Es stellen sich aber noch weitere Fragen, etwa warum die Polizei Bakr nicht bereits vor seiner Überwältigung durch die Syrer stoppen konnte. Da die Sicherheitsvorkehrungen an Flughäfen und Bahnhöfen in ganz Deutschland bereits am Samstag nach der Flucht des Bombenbastlers erhöht worden waren, erscheint es vielen unwahrscheinlich, dass der 22-Jährige nicht irgendwo einem Polizisten aufgefallen war - zumal es auch an Bahnhöfen wie in Leipzig zahlreiche Videokameras gibt.

Zudem finden es viele seltsam, dass die Polizei Mohammed A. offenbar sofort Glauben schenkte, als dieser auf der Wache erschien und die Überwältigung Bakrs per Foto mitteilte. Woher habe sie wissen sollen, dass A. tatsächlich lautere Motive hatte oder ob es sich nicht um einen möglichen Komplizen Bakrs handelte?

Verfassungsschutz-Chef sieht "großartigen Erfolg"
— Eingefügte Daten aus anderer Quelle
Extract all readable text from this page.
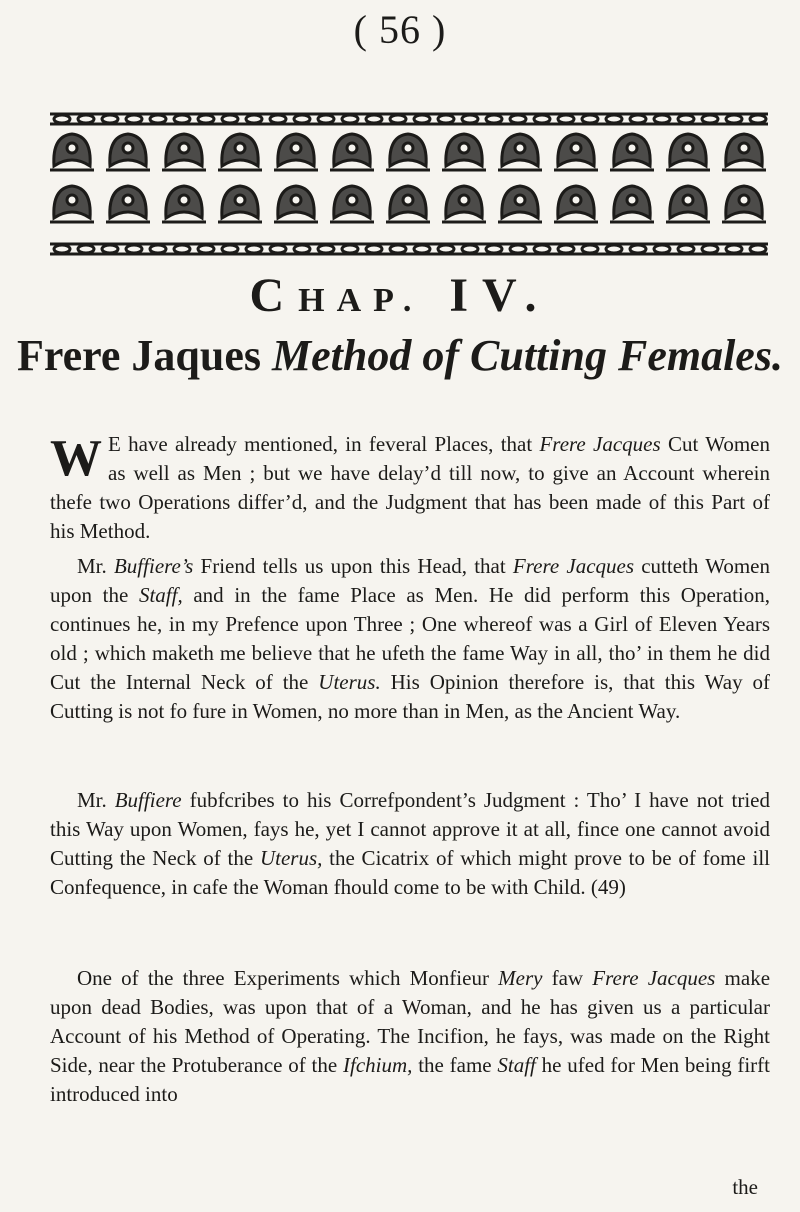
( 56 )
CHAP. IV.
Frere Jaques Method of Cutting Females.

W E have already mentioned, in feveral Places, that Frere Jacques Cut Women as well as Men ; but we have delay’d till now, to give an Account wherein thefe two Operations differ’d, and the Judgment that has been made of this Part of his Method.

Mr. Buffiere’s Friend tells us upon this Head, that Frere Jacques cutteth Women upon the Staff, and in the fame Place as Men. He did perform this Operation, continues he, in my Prefence upon Three ; One whereof was a Girl of Eleven Years old ; which maketh me believe that he ufeth the fame Way in all, tho’ in them he did Cut the Internal Neck of the Uterus. His Opinion therefore is, that this Way of Cutting is not fo fure in Women, no more than in Men, as the Ancient Way.

Mr. Buffiere fubfcribes to his Correfpondent’s Judgment : Tho’ I have not tried this Way upon Women, fays he, yet I cannot approve it at all, fince one cannot avoid Cutting the Neck of the Uterus, the Cicatrix of which might prove to be of fome ill Confequence, in cafe the Woman fhould come to be with Child. (49)

One of the three Experiments which Monfieur Mery faw Frere Jacques make upon dead Bodies, was upon that of a Woman, and he has given us a particular Account of his Method of Operating. The Incifion, he fays, was made on the Right Side, near the Protuberance of the Ifchium, the fame Staff he ufed for Men being firft introduced into

the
Trotz der offenen Fragen nannte der Präsident des deutschen Verfassungsschutzes, Hans-Georg Maaßen, das Aufspüren und Ergreifen des Verdächtigen einen "großartigen Erfolg": "Uns ist es gelungen, kurz vor zwölf Uhr einen Terroranschlag zu verhindern", sagte er am Dienstag dem ZDF. Seit Anfang September habe es Hinweise gegeben, dass der IS in Westeuropa und auch in Deutschland Anschläge etwa gegen Bahnhöfe und Flughäfen plane.
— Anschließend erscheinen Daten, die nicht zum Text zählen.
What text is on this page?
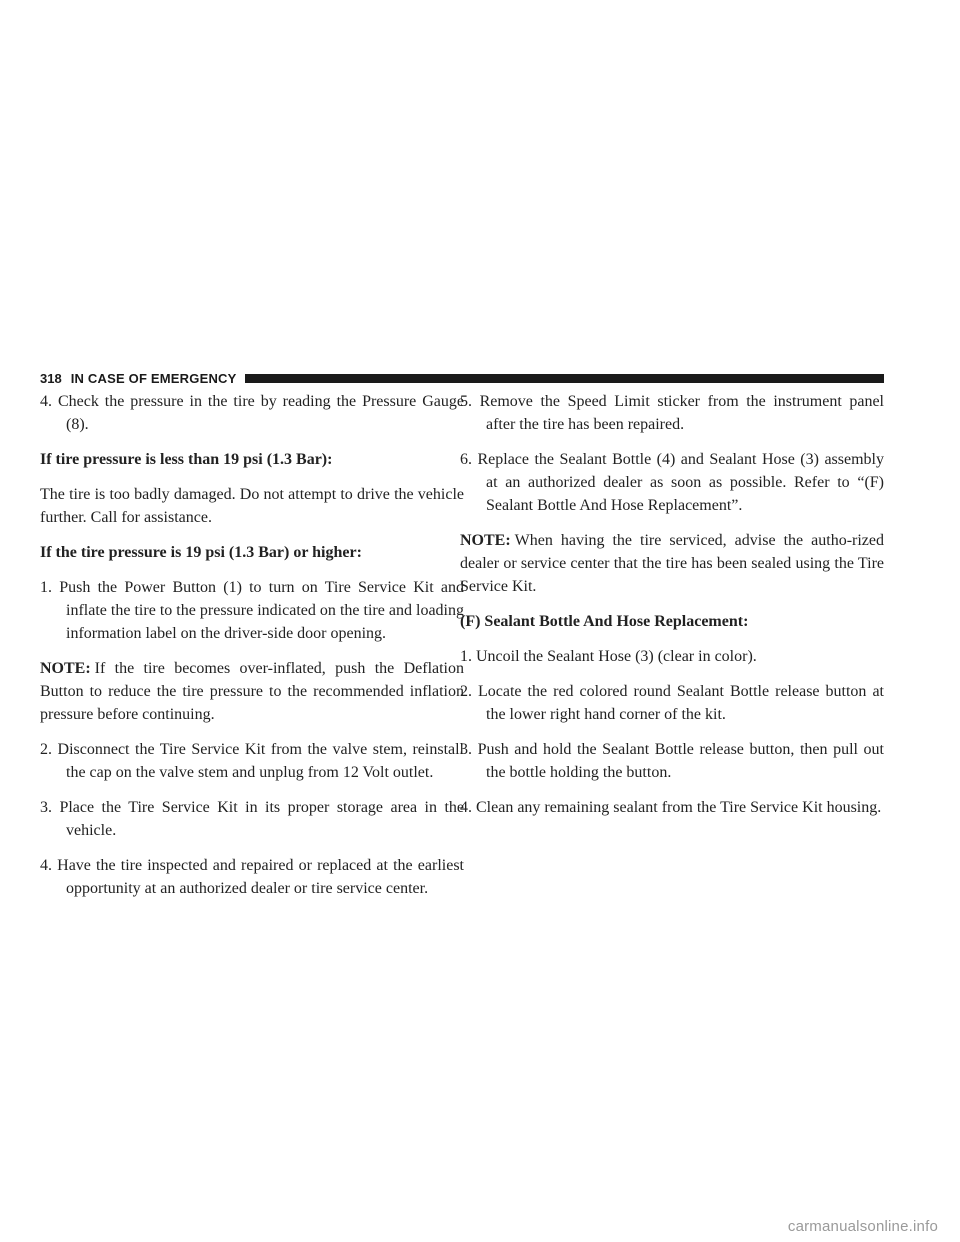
318 IN CASE OF EMERGENCY

4. Check the pressure in the tire by reading the Pressure Gauge (8).

If tire pressure is less than 19 psi (1.3 Bar):

The tire is too badly damaged. Do not attempt to drive the vehicle further. Call for assistance.

If the tire pressure is 19 psi (1.3 Bar) or higher:

1. Push the Power Button (1) to turn on Tire Service Kit and inflate the tire to the pressure indicated on the tire and loading information label on the driver-side door opening.

NOTE: If the tire becomes over-inflated, push the Deflation Button to reduce the tire pressure to the recommended inflation pressure before continuing.

2. Disconnect the Tire Service Kit from the valve stem, reinstall the cap on the valve stem and unplug from 12 Volt outlet.

3. Place the Tire Service Kit in its proper storage area in the vehicle.

4. Have the tire inspected and repaired or replaced at the earliest opportunity at an authorized dealer or tire service center.

5. Remove the Speed Limit sticker from the instrument panel after the tire has been repaired.

6. Replace the Sealant Bottle (4) and Sealant Hose (3) assembly at an authorized dealer as soon as possible. Refer to “(F) Sealant Bottle And Hose Replacement”.

NOTE: When having the tire serviced, advise the autho-rized dealer or service center that the tire has been sealed using the Tire Service Kit.

(F) Sealant Bottle And Hose Replacement:

1. Uncoil the Sealant Hose (3) (clear in color).

2. Locate the red colored round Sealant Bottle release button at the lower right hand corner of the kit.

3. Push and hold the Sealant Bottle release button, then pull out the bottle holding the button.

4. Clean any remaining sealant from the Tire Service Kit housing.

carmanualsonline.info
Innerhalb eines Monats sei es gelungen, mit Bakr die Person zu identifizieren, die den Anschlag ausführen sollte. "Es war wirkliche Detektivarbeit nötig, um auf diese Person zu kommen", so Maaßen. Seit Freitag sei der 22-Jährige rund um die Uhr überwacht worden. Kritik daran, dass der Verdächtige der Polizei bei der Erstürmung der Wohnung in Chemnitz am Samstag entkommen konnte, wies Maaßen zurück: Es könnten immer Fehler passieren - oder die Umstände ließen eben keinen Zugriff zu, sagte er.